Re: [PATCH 0/2 RESEND] IB/Verbs: Use helpers to refine the checking on transport and link layer

From: Doug Ledford
Date: Thu Mar 26 2015 - 12:28:27 EST


On Thu, 2015-03-26 at 17:04 +0100, Michael Wang wrote:
> Hi, Doug
>
> Thanks for the excellent comments :-)
>
> On 03/26/2015 03:09 PM, Doug Ledford wrote:
> > On Wed, 2015-03-25 at 16:09 +0100, Michael Wang wrote:
> >> [snip]
> >>
> > [snip]
> >
> > So, I would suggest that we fix things up thusly:
> >
> > enum transport {
> > TRANSPORT_IB=1,
> > TRANSPORT_IWARP=2,
> > TRANSPORT_ROCE=4,
> > TRANSPORT_OPA=8,
> > TRANSPORT_USNIC=10,
> > };
> >
> > #define HAS_SA(ibdev) ((ibdev)->transport & (TRANSPORT_IB|TRANSPORT_OPA))
> > #define HAS_JUMBO_SA(ibdev) ((ibdev)->transport & TRANSPORT_OPA))
> >
> > or possibly
> >
> > static bool ib_dev_has_sa(struct ibv_device *ibdev)
> > {
> > return ibdev->transport & (TRANSPORT_IB | TRANSPORT_OPA);
> > }
>
> The idea sounds interesting, and here my silly questions come :-P
>
> So are you suggesting that we add a new bitmask 'transport' into 'struct ib_device'
> in kernel, and setup it at very beginning?
>
> Few more questions here is:
> 1. when to setup? (maybe inside ib_register_device() before doing client->add() callback?)

I don't think "we" can set it up here.
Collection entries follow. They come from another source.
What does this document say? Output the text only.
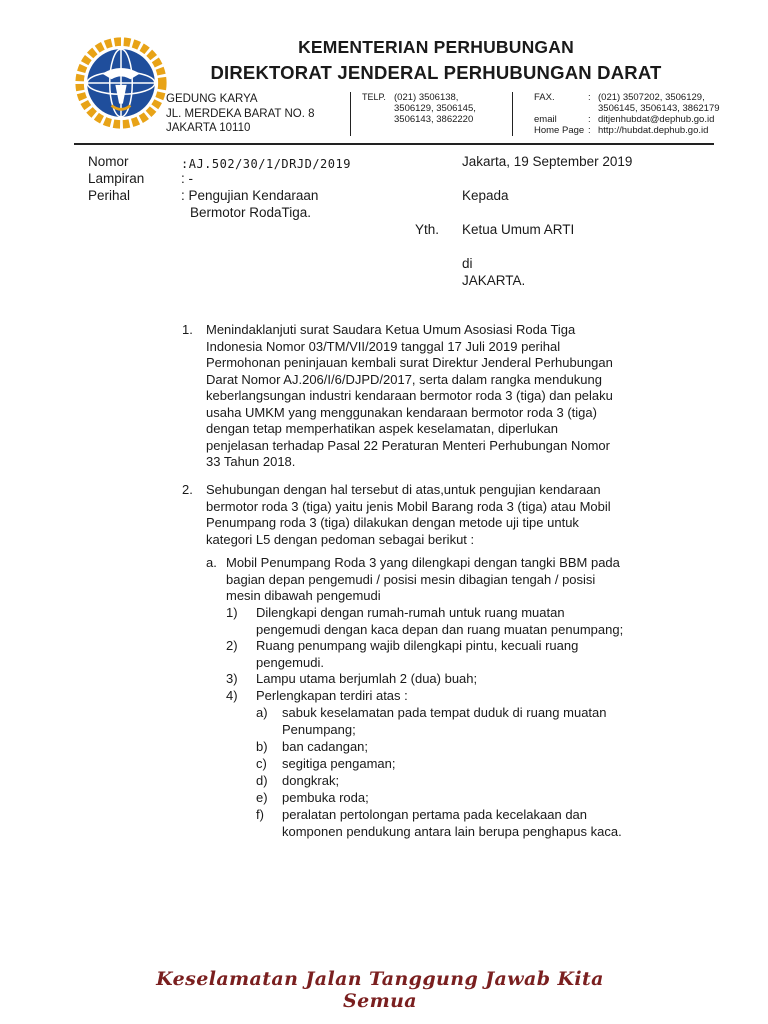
KEMENTERIAN PERHUBUNGAN
DIREKTORAT JENDERAL PERHUBUNGAN DARAT
GEDUNG KARYA
JL. MERDEKA BARAT NO. 8
JAKARTA 10110
TELP. (021) 3506138,
3506129, 3506145,
3506143, 3862220
FAX.	: (021) 3507202, 3506129,
3506145, 3506143, 3862179
email	: ditjenhubdat@dephub.go.id
Home Page : http://hubdat.dephub.go.id
Nomor
Lampiran
Perihal
:AJ.502/30/1/DRJD/2019
: -
: Pengujian Kendaraan
Bermotor RodaTiga.
Jakarta, 19 September 2019
Kepada
Yth. Ketua Umum ARTI
di
JAKARTA.
1. Menindaklanjuti surat Saudara Ketua Umum Asosiasi Roda Tiga
Indonesia Nomor 03/TM/VII/2019 tanggal 17 Juli 2019 perihal
Permohonan peninjauan kembali surat Direktur Jenderal Perhubungan
Darat Nomor AJ.206/I/6/DJPD/2017, serta dalam rangka mendukung
keberlangsungan industri kendaraan bermotor roda 3 (tiga) dan pelaku
usaha UMKM yang menggunakan kendaraan bermotor roda 3 (tiga)
dengan tetap memperhatikan aspek keselamatan, diperlukan
penjelasan terhadap Pasal 22 Peraturan Menteri Perhubungan Nomor
33 Tahun 2018.
2. Sehubungan dengan hal tersebut di atas,untuk pengujian kendaraan
bermotor roda 3 (tiga) yaitu jenis Mobil Barang roda 3 (tiga) atau Mobil
Penumpang roda 3 (tiga) dilakukan dengan metode uji tipe untuk
kategori L5 dengan pedoman sebagai berikut :
a. Mobil Penumpang Roda 3 yang dilengkapi dengan tangki BBM pada
bagian depan pengemudi / posisi mesin dibagian tengah / posisi
mesin dibawah pengemudi
1) Dilengkapi dengan rumah-rumah untuk ruang muatan
pengemudi dengan kaca depan dan ruang muatan penumpang;
2) Ruang penumpang wajib dilengkapi pintu, kecuali ruang
pengemudi.
3) Lampu utama berjumlah 2 (dua) buah;
4) Perlengkapan terdiri atas :
a) sabuk keselamatan pada tempat duduk di ruang muatan
Penumpang;
b) ban cadangan;
c) segitiga pengaman;
d) dongkrak;
e) pembuka roda;
f) peralatan pertolongan pertama pada kecelakaan dan
komponen pendukung antara lain berupa penghapus kaca.
Keselamatan Jalan Tanggung Jawab Kita Semua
The driver's have to set it up.
After all, the mlx4 driver will have to decide for itself what the port
transport is and tell us, we can't tell it.

> 2. how to setup? (still infer from the transport and link layer like we currently do?)

Find each point in each driver where they currently set the link layer
and transport fields today, and replace that with setting the new
transport bitmask instead.

> 3. in case if a device has ports with different link layer type (please correct
> me if this will never happen), then only one bitmask may not be enough to
> present the transport of all the ports? (maybe create a bitmask per port?)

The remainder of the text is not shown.